MAHKEMESİ : İstanbul Bölge Adliye Mahkemesi 35. Hukuk Dairesi
SAYISI : 2023/356 Esas, 2023/704 Karar
KARAR : Esastan ret
İLK DERECE MAHKEMESİ : İstanbul Anadolu 18. Sulh Hukuk Mahkemesi
SAYISI : 2016/720 Esas, 2019/995 Karar
Taraflar arasındaki bağımsız bölümlere özgülenen arsa paylarının düzeltilerek tapuya tescili davasında yapılan yargılama sonunda İlk Derece Mahkemesince davanın reddine karar verilmiştir.

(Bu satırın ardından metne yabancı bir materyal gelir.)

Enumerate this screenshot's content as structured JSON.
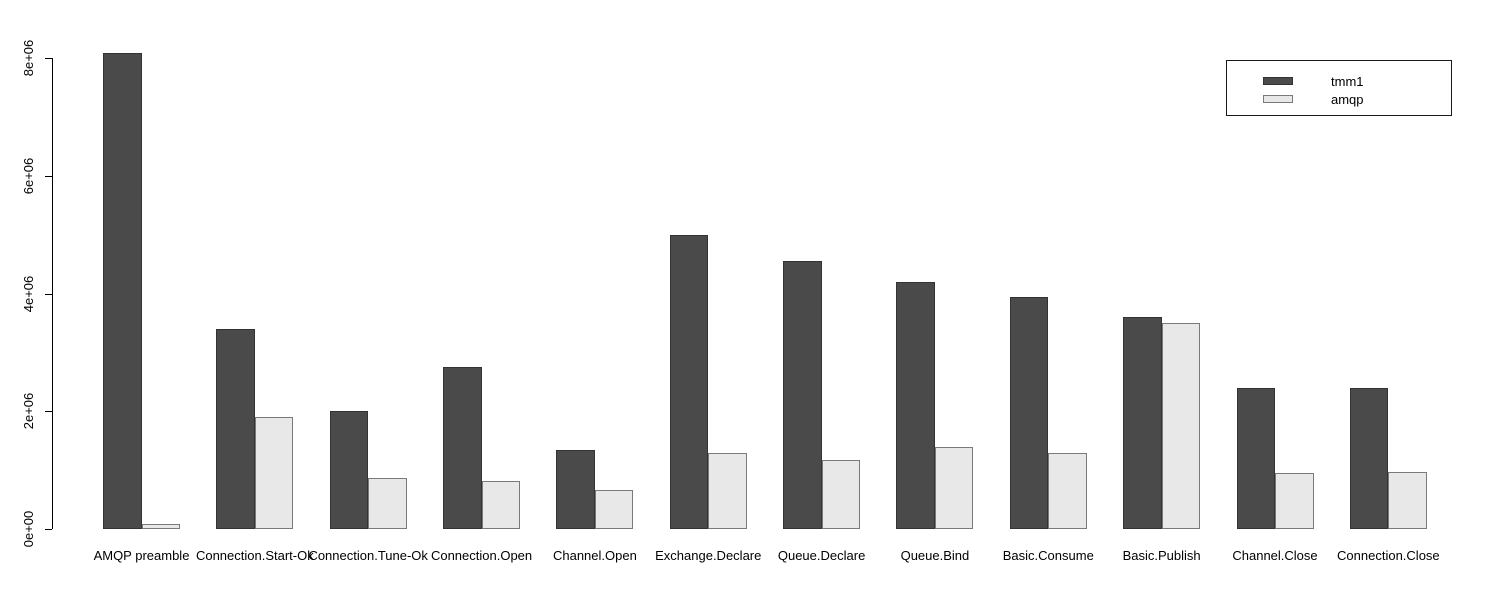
{
  "chart_data": {
    "type": "bar",
    "title": "",
    "xlabel": "",
    "ylabel": "",
    "categories": [
      "AMQP preamble",
      "Connection.Start-Ok",
      "Connection.Tune-Ok",
      "Connection.Open",
      "Channel.Open",
      "Exchange.Declare",
      "Queue.Declare",
      "Queue.Bind",
      "Basic.Consume",
      "Basic.Publish",
      "Channel.Close",
      "Connection.Close"
    ],
    "series": [
      {
        "name": "tmm1",
        "color": "#4a4a4a",
        "border_color": "#333333",
        "values": [
          8100000,
          3400000,
          2000000,
          2750000,
          1350000,
          5000000,
          4550000,
          4200000,
          3950000,
          3600000,
          2400000,
          2400000
        ]
      },
      {
        "name": "amqp",
        "color": "#e8e8e8",
        "border_color": "#7a7a7a",
        "values": [
          80000,
          1900000,
          870000,
          820000,
          670000,
          1300000,
          1180000,
          1390000,
          1300000,
          3500000,
          960000,
          970000
        ]
      }
    ],
    "ylim": [
      0,
      8000000
    ],
    "yticks": {
      "values": [
        0,
        2000000,
        4000000,
        6000000,
        8000000
      ],
      "labels": [
        "0e+00",
        "2e+06",
        "4e+06",
        "6e+06",
        "8e+06"
      ]
    },
    "legend": {
      "position": "top-right",
      "entries": [
        "tmm1",
        "amqp"
      ]
    },
    "grid": false,
    "background": "#ffffff"
  }
}
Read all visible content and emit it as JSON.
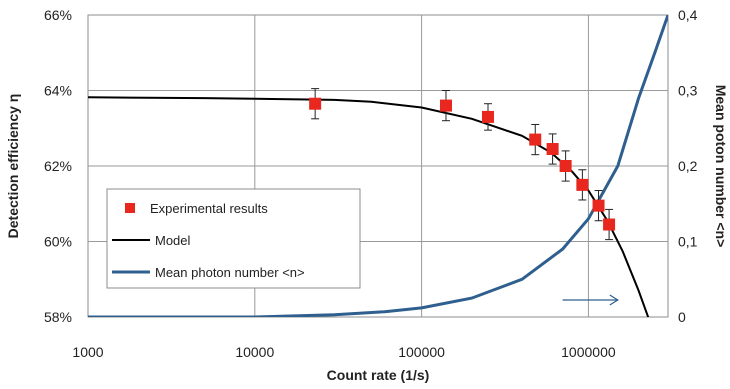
{
  "chart_data": {
    "type": "line",
    "xlabel": "Count rate (1/s)",
    "ylabel": "Detection efficiency η",
    "y2label": "Mean poton number <n>",
    "x_scale": "log",
    "xlim": [
      1000,
      3000000
    ],
    "ylim": [
      58,
      66
    ],
    "y2lim": [
      0,
      0.4
    ],
    "grid": true,
    "legend_position": "lower-left",
    "x_ticks": [
      {
        "value": 1000,
        "label": "1000"
      },
      {
        "value": 10000,
        "label": "10000"
      },
      {
        "value": 100000,
        "label": "100000"
      },
      {
        "value": 1000000,
        "label": "1000000"
      }
    ],
    "y_ticks": [
      {
        "value": 58,
        "label": "58%"
      },
      {
        "value": 60,
        "label": "60%"
      },
      {
        "value": 62,
        "label": "62%"
      },
      {
        "value": 64,
        "label": "64%"
      },
      {
        "value": 66,
        "label": "66%"
      }
    ],
    "y2_ticks": [
      {
        "value": 0,
        "label": "0"
      },
      {
        "value": 0.1,
        "label": "0,1"
      },
      {
        "value": 0.2,
        "label": "0,2"
      },
      {
        "value": 0.3,
        "label": "0,3"
      },
      {
        "value": 0.4,
        "label": "0,4"
      }
    ],
    "series": [
      {
        "name": "Experimental results",
        "kind": "scatter",
        "axis": "left",
        "color": "#e8281e",
        "x": [
          23000,
          140000,
          250000,
          480000,
          610000,
          730000,
          920000,
          1150000,
          1330000
        ],
        "y": [
          63.65,
          63.6,
          63.3,
          62.7,
          62.45,
          62.0,
          61.5,
          60.95,
          60.45
        ],
        "error": [
          0.4,
          0.4,
          0.35,
          0.4,
          0.4,
          0.4,
          0.4,
          0.4,
          0.4
        ]
      },
      {
        "name": "Model",
        "kind": "line",
        "axis": "left",
        "color": "#000000",
        "x": [
          1000,
          5000,
          10000,
          30000,
          50000,
          100000,
          200000,
          400000,
          600000,
          800000,
          1000000,
          1300000,
          1600000,
          2000000,
          2300000
        ],
        "y": [
          63.82,
          63.8,
          63.78,
          63.75,
          63.7,
          63.55,
          63.25,
          62.8,
          62.35,
          61.85,
          61.35,
          60.55,
          59.75,
          58.7,
          57.95
        ]
      },
      {
        "name": "Mean photon number <n>",
        "kind": "line",
        "axis": "right",
        "color": "#2e5f8e",
        "x": [
          1000,
          10000,
          30000,
          60000,
          100000,
          200000,
          400000,
          700000,
          1000000,
          1500000,
          2000000,
          2500000,
          3000000
        ],
        "y": [
          0.0,
          0.0,
          0.003,
          0.007,
          0.012,
          0.025,
          0.05,
          0.09,
          0.13,
          0.2,
          0.29,
          0.35,
          0.4
        ]
      }
    ],
    "annotations": [
      {
        "type": "arrow",
        "direction": "right",
        "color": "#2e5f8e",
        "x_from": 700000,
        "x_to": 1500000,
        "y": 58.45
      }
    ]
  }
}
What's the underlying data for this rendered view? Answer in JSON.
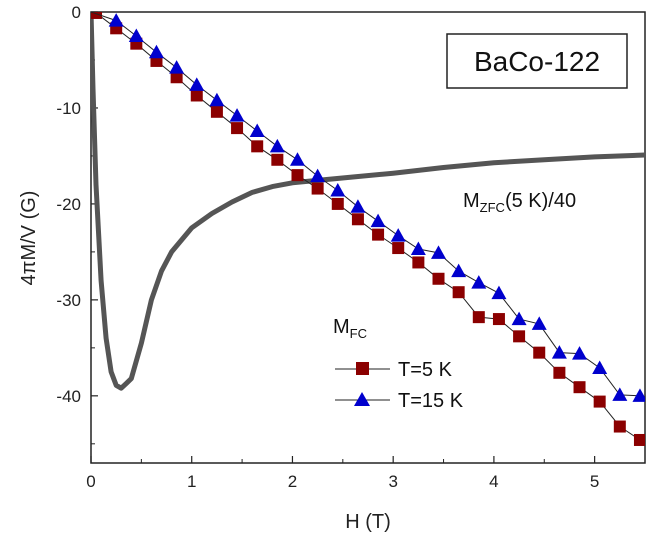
{
  "chart_data": {
    "type": "scatter",
    "xlabel": "H (T)",
    "ylabel": "4πM/V (G)",
    "xlim": [
      0,
      5.5
    ],
    "ylim": [
      -47,
      0
    ],
    "x_ticks": [
      0,
      1,
      2,
      3,
      4,
      5
    ],
    "y_ticks": [
      0,
      -10,
      -20,
      -30,
      -40
    ],
    "sample_label": "BaCo-122",
    "zfc_annotation": {
      "main": "M",
      "sub": "ZFC",
      "suffix": "(5 K)/40"
    },
    "legend_title": {
      "main": "M",
      "sub": "FC"
    },
    "grid": false,
    "series": [
      {
        "name": "T=5 K",
        "marker": "square",
        "color": "#8b0000",
        "x": [
          0.05,
          0.25,
          0.45,
          0.65,
          0.85,
          1.05,
          1.25,
          1.45,
          1.65,
          1.85,
          2.05,
          2.25,
          2.45,
          2.65,
          2.85,
          3.05,
          3.25,
          3.45,
          3.65,
          3.85,
          4.05,
          4.25,
          4.45,
          4.65,
          4.85,
          5.05,
          5.25,
          5.45
        ],
        "y": [
          -0.1,
          -1.7,
          -3.3,
          -5.1,
          -6.8,
          -8.7,
          -10.4,
          -12.1,
          -14.0,
          -15.4,
          -17.0,
          -18.4,
          -20.0,
          -21.6,
          -23.2,
          -24.6,
          -26.1,
          -27.8,
          -29.2,
          -31.8,
          -32.0,
          -33.8,
          -35.5,
          -37.6,
          -39.1,
          -40.6,
          -43.2,
          -44.6
        ]
      },
      {
        "name": "T=15 K",
        "marker": "triangle",
        "color": "#0000cd",
        "x": [
          0.25,
          0.45,
          0.65,
          0.85,
          1.05,
          1.25,
          1.45,
          1.65,
          1.85,
          2.05,
          2.25,
          2.45,
          2.65,
          2.85,
          3.05,
          3.25,
          3.45,
          3.65,
          3.85,
          4.05,
          4.25,
          4.45,
          4.65,
          4.85,
          5.05,
          5.25,
          5.45
        ],
        "y": [
          -0.9,
          -2.5,
          -4.2,
          -5.8,
          -7.6,
          -9.2,
          -10.8,
          -12.4,
          -14.0,
          -15.4,
          -17.1,
          -18.6,
          -20.3,
          -21.8,
          -23.3,
          -24.7,
          -25.1,
          -27.0,
          -28.2,
          -29.3,
          -32.0,
          -32.5,
          -35.5,
          -35.6,
          -37.1,
          -39.9,
          -40.0
        ]
      },
      {
        "name": "M_ZFC(5 K)/40",
        "marker": "none",
        "color": "#555555",
        "x": [
          0.0,
          0.02,
          0.05,
          0.1,
          0.15,
          0.2,
          0.25,
          0.3,
          0.35,
          0.4,
          0.5,
          0.6,
          0.7,
          0.8,
          1.0,
          1.2,
          1.4,
          1.6,
          1.8,
          2.0,
          2.3,
          2.6,
          3.0,
          3.5,
          4.0,
          4.5,
          5.0,
          5.5
        ],
        "y": [
          0.0,
          -8.0,
          -18.0,
          -28.0,
          -34.0,
          -37.5,
          -38.9,
          -39.2,
          -38.7,
          -38.2,
          -34.5,
          -30.0,
          -27.0,
          -25.0,
          -22.5,
          -21.0,
          -19.8,
          -18.8,
          -18.2,
          -17.8,
          -17.5,
          -17.2,
          -16.8,
          -16.2,
          -15.7,
          -15.4,
          -15.1,
          -14.9
        ]
      }
    ]
  }
}
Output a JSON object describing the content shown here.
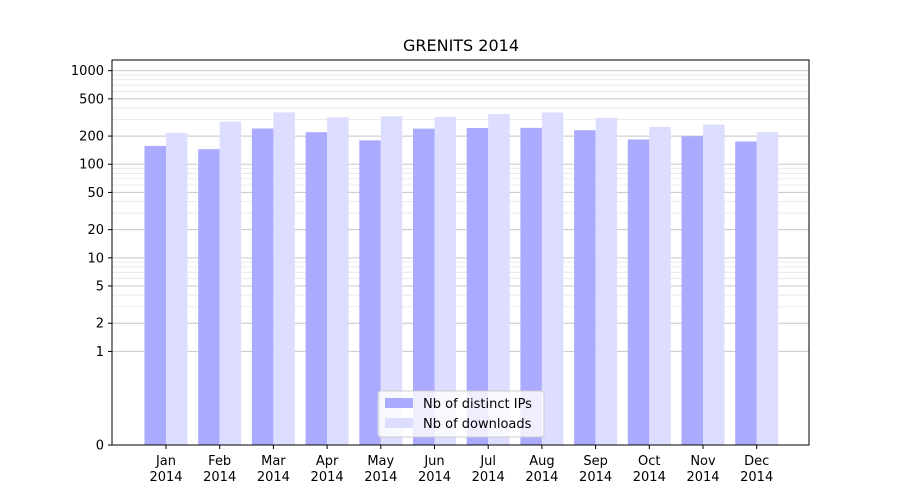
{
  "chart_data": {
    "type": "bar",
    "title": "GRENITS 2014",
    "xlabel": "",
    "ylabel": "",
    "yscale": "symlog",
    "ylim": [
      0,
      1300
    ],
    "yticks": [
      0,
      1,
      2,
      5,
      10,
      20,
      50,
      100,
      200,
      500,
      1000
    ],
    "ytick_labels": [
      "0",
      "1",
      "2",
      "5",
      "10",
      "20",
      "50",
      "100",
      "200",
      "500",
      "1000"
    ],
    "grid": true,
    "legend_position": "bottom-center",
    "categories": [
      "Jan\n2014",
      "Feb\n2014",
      "Mar\n2014",
      "Apr\n2014",
      "May\n2014",
      "Jun\n2014",
      "Jul\n2014",
      "Aug\n2014",
      "Sep\n2014",
      "Oct\n2014",
      "Nov\n2014",
      "Dec\n2014"
    ],
    "series": [
      {
        "name": "Nb of distinct IPs",
        "color": "#aaaaff",
        "values": [
          157,
          145,
          241,
          220,
          180,
          240,
          244,
          245,
          231,
          184,
          199,
          175
        ]
      },
      {
        "name": "Nb of downloads",
        "color": "#ddddff",
        "values": [
          216,
          286,
          358,
          318,
          325,
          321,
          344,
          358,
          313,
          251,
          265,
          220
        ]
      }
    ]
  }
}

Kararın davacı vekili tarafından istinaf edilmesi üzerine, Bölge Adliye Mahkemesince başvurunun esastan reddine karar verilmiştir.
Bölge Adliye Mahkemesi kararı davacı vekili tarafından temyiz edilmekle; temyiz şartı ve diğer usûl eksiklikleri yönünden yapılan ön inceleme sonucunda, temyiz dilekçesinin kabulüne karar verildikten ve Tetkik Hâkimi tarafından hazırlanan rapor dinlendikten sonra dosyadaki belgeler incelenip gereği düşünüldü:
I. DAVA
Davacı vekili dava dilekçesinde; ana gayrimenkulde bulunan bağımsız bölümlere, değerleriyle doğru orantılı arsa payı verilmediği gerekçesiyle mahkemece yeni arsa paylarının belirlenerek tapuya tesciline karar verilmesi talep etmiştir.
II. CEVAP
1. Davalı ... cevap dilekçesinde özetle; davacının talebine esas teşkil eden iddiaların asılsız olduğunu, davacının maliki olduğu bağımsız bölümün sırf alan ölçüsünden hareketle ileri sürdüğü iddia ve taleplerinin 634 sayılı Kat Mülkiyeti Kanun (634 sayılı Kanun) hükümleri ile çeliştiğini, davacının balkonları kapattığını, dışarıya olan çıkıntıları bağımsız bölüme eklediğini, bu şekilde cepheyi genişletmiş bulunmasının kendisine böyle bir talep hakkı vermediğini, tüm bağımsız bölümlere ilişkin balkonların malikleri tarafından aynı şekilde kapatıldığını, bu balkon kapatmalarının kat irtifakı, kat mülkiyeti kurulduktan sonra yapılmış olmasının 634 sayılı Kanun'un 44 üncü maddesi kapsamında mütalaa edilmesinin mümkün bulunmadığını, davacıya bu yönde dava hakkı sağlamadığını, ana yapının üçüncü katlarının kısmen dördüncü katlardan itibaren geniş deniz, adalar, yat limanı manzarasına sahip bulunmuş olmasının da payların tespiti ve satış değerinde önemli farklılıklar yarattığını, daha sonra inşa olunan Fenerbahçe Stadı ve yüksek binaların sadece, dördüncü kat dahil, üst katlardaki bağımsız bölümlerden görünebilen manzaraların bir ölçüde kapanmasına neden teşkil ettiğini, bu hususun başlangıçta belirlenen pay oranlarının değiştirilmesine neden teşkil etmeyeceğini, davacının bağımısız bölüm iktisabından yaklaşık 20 yıl geçtikten sonra ana bina ile ilgili bir takım tasarrufların yapılabileceği sırada, böyle bir dava açarak talepte bulunmasının iyi niyetle bağdaşmadığını, davanın reddine, yargılama giderlerinidavacı tarafa yükletilmesine karar verilmesini talep etmiştir.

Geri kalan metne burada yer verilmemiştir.